Debbie went on TCM with Robert Osborne and made a particular point of emphasizing that Agnes was a very devoted Christian and one who would be quite hurt by the gossip-mongering about her sexuality. Moorehead was indeed very religious and was spotted at times with a script in one hand and a Bible in the other. However, she was also a very savvy, wickedly wry and funny person who, while capable of being judgmental, prudish and old-fashioned, also enjoyed the company of gay men very much. She and Cesar Romero were practically a double-bill at many a Hollywood occasion before she died. The bottom line is that, whatever the truth is, Moorehead was an intensely private person with carefully selected friends who, whether straight, gay or into bestiality, would not have shared that aspect of her life with strangers.

One lesser-known fact about Moorehead is that she adopted a son, Sean, in 1949. Her son ran away from home at one point and was eventually discovered living in Europe with, of all people, Paulette Goddard! In any case, he was not mentioned in her will. When she died of cancer in 1974, her estate was divided amongst various charities, schools and so on.

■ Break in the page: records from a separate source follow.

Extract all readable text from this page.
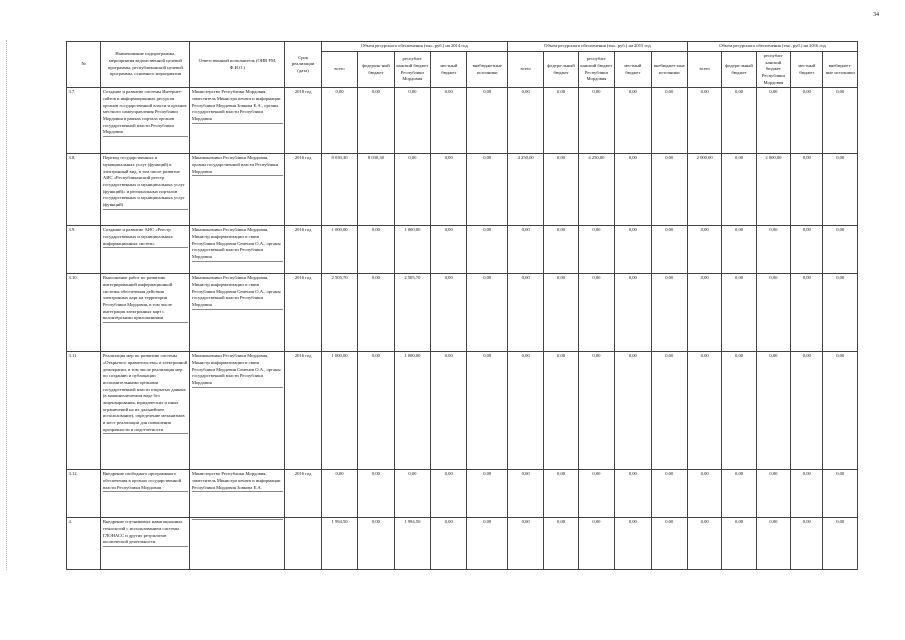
34
№	Наименование подпрограммы, мероприятия ведомственной целевой программы, республиканской целевой программы, основного мероприятия	Ответственный исполнитель (ОИВ РМ, Ф.И.О.)	Срок реализации (дата)	Объем ресурсного обеспечения (тыс. руб.) на 2014 год					Объем ресурсного обеспечения (тыс. руб.) на 2015 год					Объем ресурсного обеспечения (тыс. руб.) на 2016 год				
				всего	федераль-ный бюджет	республи-канский бюджет Республики Мордовия	местный бюджет	внебюджетные источники	всего	федера-льный бюджет	республи-канский бюджет Республики Мордовия	местный бюджет	внебюджет-ные источники	всего	федера-льный бюджет	республи-канский бюджет Республики Мордовия	местный бюджет	внебюджет-ные источники
3.7.	Создание и развитие системы Интернет-сайтов и информационных ресурсов органов государственной власти и органов местного самоуправления Республики Мордовия в рамках портала органов государственной власти Республики Мордовия	Министерство Республики Мордовия, заместитель Министра печати и информации Республики Мордовия Зовкова Е.А., органы государственной власти Республики Мордовия	2018 год	0,00	0,00	0,00	0,00	0,00	0,00	0,00	0,00	0,00	0,00	0,00	0,00	0,00	0,00	0,00
3.8.	Перевод государственных и муниципальных услуг (функций) в электронный вид, в том числе развитие АИС «Республиканский реестр государственных и муниципальных услуг (функций)» и региональных порталов государственных и муниципальных услуг (функций)	Минэкономики Республики Мордовия, органы государственной власти Республики Мордовия	2016 год	8 030,30	8 030,30	0,00	0,00	0,00	4 250,00	0,00	4 250,00	0,00	0,00	2 000,00	0,00	2 000,00	0,00	0,00
3.9.	Создание и развитие АИС «Реестр государственных и муниципальных информационных систем»	Минэкономики Республики Мордовия, Министр информатизации и связи Республики Мордовия Семенов О.А., органы государственной власти Республики Мордовия	2016 год	1 000,00	0,00	1 000,00	0,00	0,00	0,00	0,00	0,00	0,00	0,00	0,00	0,00	0,00	0,00	0,00
3.10.	Выполнение работ по развитию интегрированной информационной системы обеспечения действия электронных карт на территории Республики Мордовия, в том числе интеграция электронных карт с волонтёрскими приложениями	Минэкономики Республики Мордовия, Министр информатизации и связи Республики Мордовия Семенов О.А., органы государственной власти Республики Мордовия	2016 год	2 505,70	0,00	2 505,70	0,00	0,00	0,00	0,00	0,00	0,00	0,00	0,00	0,00	0,00	0,00	0,00
3.11.	Реализация мер по развитию системы «Открытого правительства» в электронной демократии, в том числе реализация мер по созданию и публикации исполнительными органами государственной власти открытых данных (в машиночитаемом виде без лицензирования, юридических и иных ограничений на их дальнейшее использование), определение механизмов и мест реализации для повышения прозрачности и подотчетности	Минэкономики Республики Мордовия, Министр информатизации и связи Республики Мордовия Семенов О.А., органы государственной власти Республики Мордовия	2016 год	1 000,00	0,00	1 000,00	0,00	0,00	0,00	0,00	0,00	0,00	0,00	0,00	0,00	0,00	0,00	0,00
3.12.	Внедрение свободного программного обеспечения в органах государственной власти Республики Мордовия	Министерство Республики Мордовия, заместитель Министра печати и информации Республики Мордовия Зовкова Е.А.	2016 год	0,00	0,00	0,00	0,00	0,00	0,00	0,00	0,00	0,00	0,00	0,00	0,00	0,00	0,00	0,00
4.	Внедрение спутниковых навигационных технологий с использованием системы ГЛОНАСС и других результатов космической деятельности			1 994,50	0,00	1 994,50	0,00	0,00	0,00	0,00	0,00	0,00	0,00	0,00	0,00	0,00	0,00	0,00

While, even now, most of the details of Agnes Moorehead’s private life are, just that, private, her performances remain for audiences to marvel at. She always found a way to exact as much out a part as she possibly could. A detractor of the legendary Method way of acting, I couldn’t help but be amused by her assessment of it: “The method school thinks the emotion is the art. It isn't. All emotion isn't sublime. The theater isn't reality. If you want reality, go to the morgue. The theater is human behavior that is effective and interesting.” Those are two things Agnes definitely was, effective and interesting!